When I asked Janke about this, he said he recognized the importance of the open-source principle. He says the company, contrary to Kobeissi’s assertion, will be using a noncommercial open-source license, which will allow developers to “do their own builds” of Silent Circle. “We will put it all out there for scrutiny, inspection, and audit by anyone and everyone,” he added.
Another factor is that a number of countries are pushing for new surveillance laws that will force many communications providers to build in backdoors for wiretapping. The Silent Circle team has been following these developments closely, and it seems to have played into the decision to register offshore and locate its multimillion-dollar network outside U.S. jurisdiction.

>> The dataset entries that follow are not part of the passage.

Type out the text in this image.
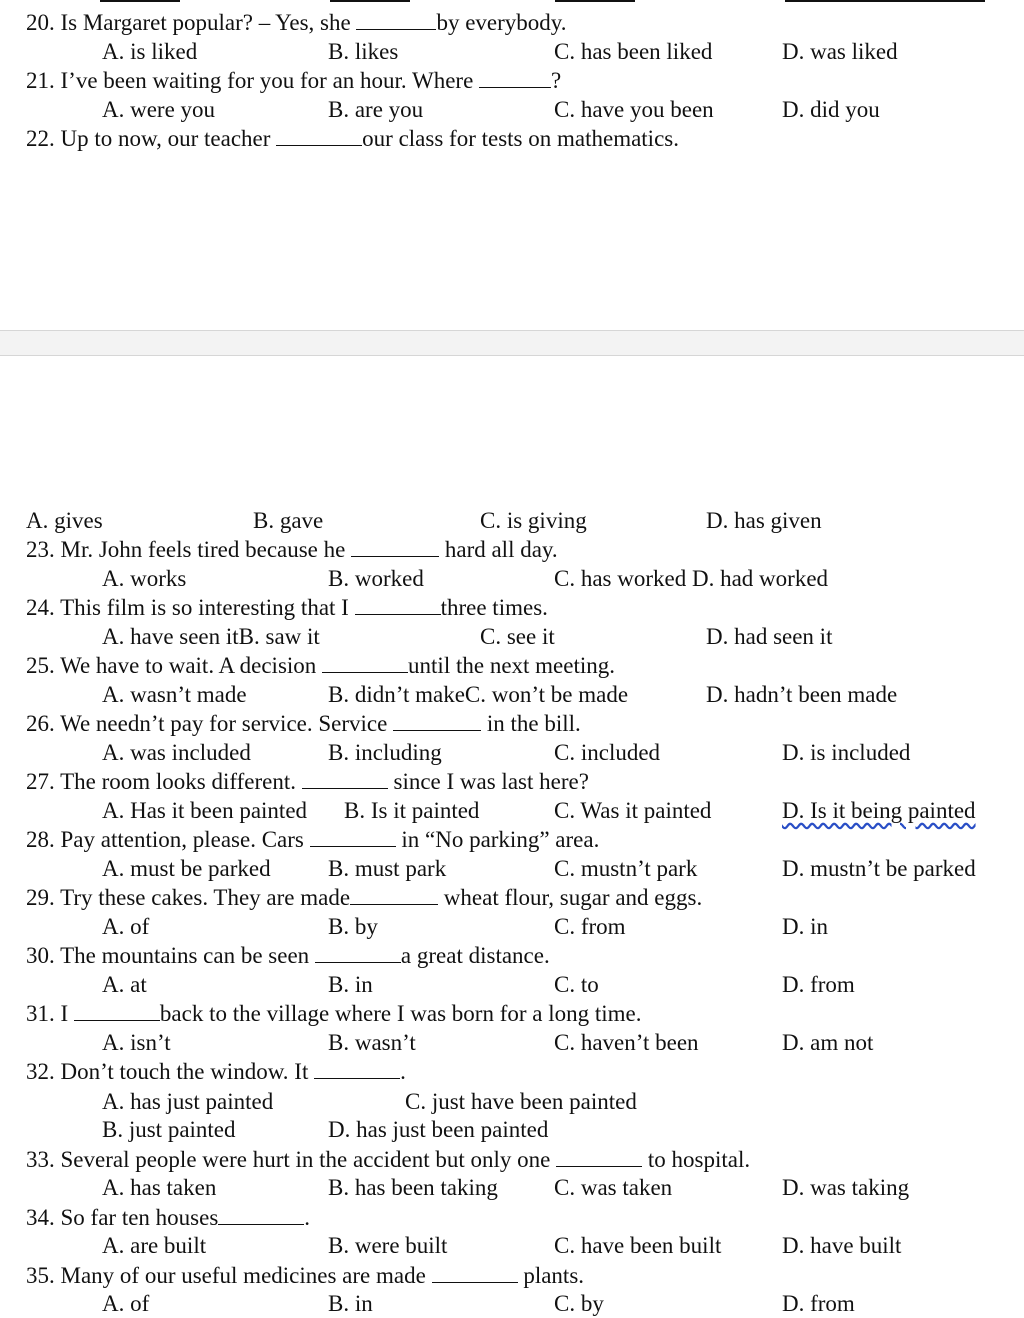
20. Is Margaret popular? – Yes, she	by everybody.
A. is liked	B. likes	C. has been liked	D. was liked
21. I’ve been waiting for you for an hour. Where	?
A. were you	B. are you	C. have you been	D. did you
22. Up to now, our teacher	our class for tests on mathematics.
A. gives	B. gave	C. is giving	D. has given
23. Mr. John feels tired because he	hard all day.
A. works	B. worked	C. has worked D. had worked
24. This film is so interesting that I	three times.
A. have seen itB. saw it	C. see it	D. had seen it
25. We have to wait. A decision	until the next meeting.
A. wasn’t made	B. didn’t makeC. won’t be made	D. hadn’t been made
26. We needn’t pay for service. Service	in the bill.
A. was included	B. including	C. included	D. is included
27. The room looks different.	since I was last here?
A. Has it been painted B. Is it painted	C. Was it painted	D. Is it being painted
28. Pay attention, please. Cars	in “No parking” area.
A. must be parked B. must park	C. mustn’t park	D. mustn’t be parked
29. Try these cakes. They are made	wheat flour, sugar and eggs.
A. of	B. by	C. from	D. in
30. The mountains can be seen	a great distance.
A. at	B. in	C. to	D. from
31. I	back to the village where I was born for a long time.
A. isn’t	B. wasn’t	C. haven’t been	D. am not
32. Don’t touch the window. It	.
A. has just painted	C. just have been painted
B. just painted	D. has just been painted
33. Several people were hurt in the accident but only one	to hospital.
A. has taken	B. has been taking C. was taken	D. was taking
34. So far ten houses	.
A. are built	B. were built	C. have been built	D. have built
35. Many of our useful medicines are made	plants.
A. of	B. in	C. by	D. from
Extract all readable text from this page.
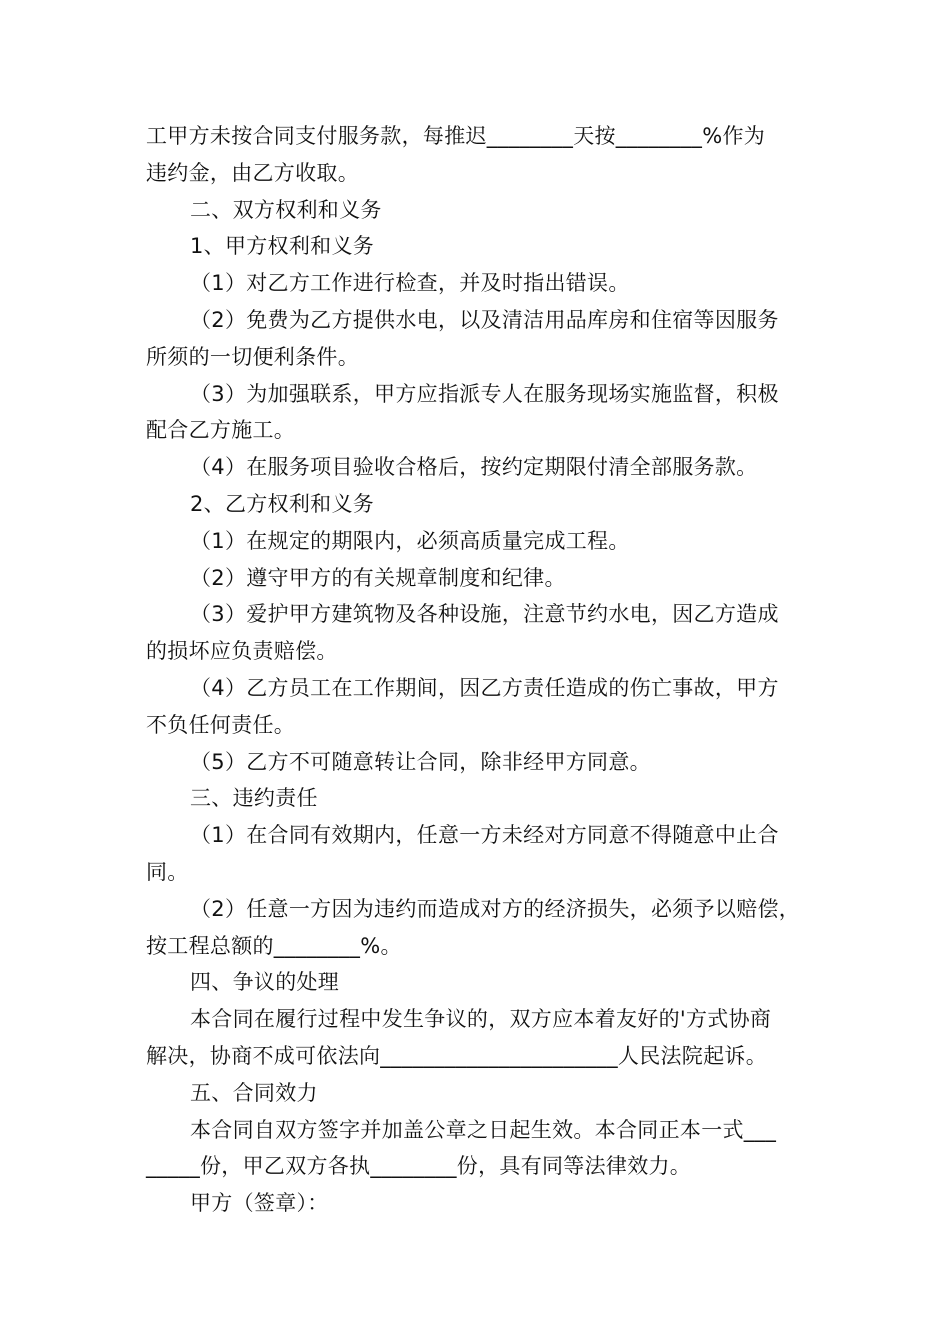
工甲方未按合同支付服务款，每推迟________天按________%作为
违约金，由乙方收取。
二、双方权利和义务
1、甲方权利和义务
（1）对乙方工作进行检查，并及时指出错误。
（2）免费为乙方提供水电，以及清洁用品库房和住宿等因服务
所须的一切便利条件。
（3）为加强联系，甲方应指派专人在服务现场实施监督，积极
配合乙方施工。
（4）在服务项目验收合格后，按约定期限付清全部服务款。
2、乙方权利和义务
（1）在规定的期限内，必须高质量完成工程。
（2）遵守甲方的有关规章制度和纪律。
（3）爱护甲方建筑物及各种设施，注意节约水电，因乙方造成
的损坏应负责赔偿。
（4）乙方员工在工作期间，因乙方责任造成的伤亡事故，甲方
不负任何责任。
（5）乙方不可随意转让合同，除非经甲方同意。
三、违约责任
（1）在合同有效期内，任意一方未经对方同意不得随意中止合
同。
（2）任意一方因为违约而造成对方的经济损失，必须予以赔偿，
按工程总额的________%。
四、争议的处理
本合同在履行过程中发生争议的，双方应本着友好的'方式协商
解决，协商不成可依法向______________________人民法院起诉。
五、合同效力
本合同自双方签字并加盖公章之日起生效。本合同正本一式___
_____份，甲乙双方各执________份，具有同等法律效力。
甲方（签章）：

Janke says he has consulted with Canada’s privacy commissioners and understands that the new push to upgrade surveillance capabilities in Canada will not affect the company because its technology is encrypted peer-to-peer (making it technically incapable of facilitating a wiretap request even if it receives one).
But what if, one day down the line, things change and Canada or another country where Silent Circle has servers tries to force them to build in a secret backdoor for spying? Janke has already thought about that—and his answer sums up the maverick ethos of his company.
“We won’t be held hostage,” he says, without a quiver of hesitation. “All of us would rather shut Silent Circle down than ever allow a backdoor or be bullied into an ‘or else’ position.”
In an age of ever-increasing surveillance, it’s a gutsy stance to take. Perhaps Big Brother has finally met its match.